Attractively set in Roman font. Copper plates demonstrate regional anatomy of the muscles. Dissections presented on artistic backgrounds and simulated, shall we say, vivacious bodily poses. Tab xxi, of the forearm, hints at the dissection method a bit by including the fileted skin still attached to the limb.
Ffep, frontis, title, 6 pgs prelims, 16 pgs preface, 6 pg prelims, 4 pgs subscribers, 3 pgs table, names of prior authors, 4 plates (fouth labeled Tab: I), text begins on I (B), 37 plates, text ends on 94, 4 pgs table, 7 pgs appendix (begins Ddd), 3 pgs index, blank.

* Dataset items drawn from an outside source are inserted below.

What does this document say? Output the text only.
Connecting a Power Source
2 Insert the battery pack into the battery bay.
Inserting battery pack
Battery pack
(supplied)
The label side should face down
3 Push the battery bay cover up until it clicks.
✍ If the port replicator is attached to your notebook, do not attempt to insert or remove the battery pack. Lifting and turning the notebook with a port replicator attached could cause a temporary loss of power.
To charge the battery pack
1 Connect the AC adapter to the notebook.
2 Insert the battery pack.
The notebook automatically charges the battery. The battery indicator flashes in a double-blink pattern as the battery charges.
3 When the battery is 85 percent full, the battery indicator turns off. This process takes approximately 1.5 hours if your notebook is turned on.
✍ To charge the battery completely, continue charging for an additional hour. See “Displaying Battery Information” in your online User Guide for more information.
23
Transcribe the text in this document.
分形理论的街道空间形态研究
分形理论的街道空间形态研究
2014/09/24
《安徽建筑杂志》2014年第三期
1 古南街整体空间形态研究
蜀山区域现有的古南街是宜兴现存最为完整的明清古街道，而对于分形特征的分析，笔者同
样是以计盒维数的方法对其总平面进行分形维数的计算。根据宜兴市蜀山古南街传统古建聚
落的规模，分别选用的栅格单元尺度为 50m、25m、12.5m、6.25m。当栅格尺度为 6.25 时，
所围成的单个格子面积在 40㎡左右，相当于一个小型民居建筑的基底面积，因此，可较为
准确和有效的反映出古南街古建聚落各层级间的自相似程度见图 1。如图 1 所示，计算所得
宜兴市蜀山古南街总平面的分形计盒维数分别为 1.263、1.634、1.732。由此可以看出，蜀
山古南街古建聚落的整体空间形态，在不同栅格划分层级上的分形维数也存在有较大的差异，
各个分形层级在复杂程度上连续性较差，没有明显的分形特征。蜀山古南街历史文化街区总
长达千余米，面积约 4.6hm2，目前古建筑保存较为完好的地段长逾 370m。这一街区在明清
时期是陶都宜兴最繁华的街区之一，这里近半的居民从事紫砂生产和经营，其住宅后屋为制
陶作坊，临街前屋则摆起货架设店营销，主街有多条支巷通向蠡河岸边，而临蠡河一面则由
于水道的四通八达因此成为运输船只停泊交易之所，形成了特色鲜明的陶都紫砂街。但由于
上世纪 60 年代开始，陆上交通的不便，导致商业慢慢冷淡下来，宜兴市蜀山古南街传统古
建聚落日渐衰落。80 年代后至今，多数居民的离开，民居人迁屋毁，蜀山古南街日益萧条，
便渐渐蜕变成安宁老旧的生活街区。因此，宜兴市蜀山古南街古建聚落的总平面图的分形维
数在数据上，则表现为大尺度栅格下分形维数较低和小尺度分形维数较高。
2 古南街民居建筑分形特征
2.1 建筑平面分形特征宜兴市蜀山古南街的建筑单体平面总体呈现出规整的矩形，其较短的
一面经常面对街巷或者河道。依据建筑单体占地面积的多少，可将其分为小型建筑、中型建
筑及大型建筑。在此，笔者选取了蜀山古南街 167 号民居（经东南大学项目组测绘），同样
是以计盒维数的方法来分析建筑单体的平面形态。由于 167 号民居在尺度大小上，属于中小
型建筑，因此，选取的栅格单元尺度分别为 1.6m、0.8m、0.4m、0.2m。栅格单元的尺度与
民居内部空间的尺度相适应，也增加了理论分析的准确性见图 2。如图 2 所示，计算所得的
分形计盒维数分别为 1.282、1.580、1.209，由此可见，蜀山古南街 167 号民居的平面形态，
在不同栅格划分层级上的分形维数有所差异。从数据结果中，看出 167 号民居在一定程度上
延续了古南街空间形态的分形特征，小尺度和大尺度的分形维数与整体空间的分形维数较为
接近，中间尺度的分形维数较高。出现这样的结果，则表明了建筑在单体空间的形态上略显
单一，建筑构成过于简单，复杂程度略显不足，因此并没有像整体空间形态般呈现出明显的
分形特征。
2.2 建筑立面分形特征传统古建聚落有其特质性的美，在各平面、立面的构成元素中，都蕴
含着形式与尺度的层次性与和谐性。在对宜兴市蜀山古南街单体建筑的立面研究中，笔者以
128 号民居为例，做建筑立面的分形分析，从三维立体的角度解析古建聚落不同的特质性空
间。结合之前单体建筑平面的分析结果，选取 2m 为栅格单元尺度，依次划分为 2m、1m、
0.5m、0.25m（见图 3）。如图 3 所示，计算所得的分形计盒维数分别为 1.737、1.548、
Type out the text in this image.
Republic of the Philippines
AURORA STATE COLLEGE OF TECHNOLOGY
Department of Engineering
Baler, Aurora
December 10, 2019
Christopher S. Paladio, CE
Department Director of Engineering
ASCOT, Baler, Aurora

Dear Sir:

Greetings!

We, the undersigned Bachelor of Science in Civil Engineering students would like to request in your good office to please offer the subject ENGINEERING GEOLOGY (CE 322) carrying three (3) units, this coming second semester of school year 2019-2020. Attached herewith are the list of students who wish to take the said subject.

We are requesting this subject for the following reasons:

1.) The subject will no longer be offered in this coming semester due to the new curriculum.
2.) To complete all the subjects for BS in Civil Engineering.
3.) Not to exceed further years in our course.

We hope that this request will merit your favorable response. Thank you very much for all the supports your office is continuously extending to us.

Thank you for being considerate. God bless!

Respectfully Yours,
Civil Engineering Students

Measures: 12 ½ x 8 x 1 1/8 inches.
Browne first issued his “A Compleat Treatise of the Muscles....” in 1681. It was actually a plagiarism of the text of Muskutomia by Wiliam Molins, and illustrations from the Tabula Anatomicae by Giulio Casseri. This book was substantially revised under a new title, “Myographia Nova” in 1684. This 1697 edition offered here is the fifth English edition (Latin editions were also issued), and is the first to contain the first posthumous publication of Richard Lower’s “An appendix of the heart and its use....” Ten editions of the Myographia Nova were ultimately printed. See Garrison-Morton 11684 as well as Waller 1510 & 1512. Heirs of hippocrates 422: “John Browne, physician to King Charles II, James II, and William III, was primarily a surgeon who practiced for a number of years at Norwhich and later was surgeon to St. Thomas’ Hospital, London. His most important contribution was one of the clearest early descriptions of cirrhosis of the liver.”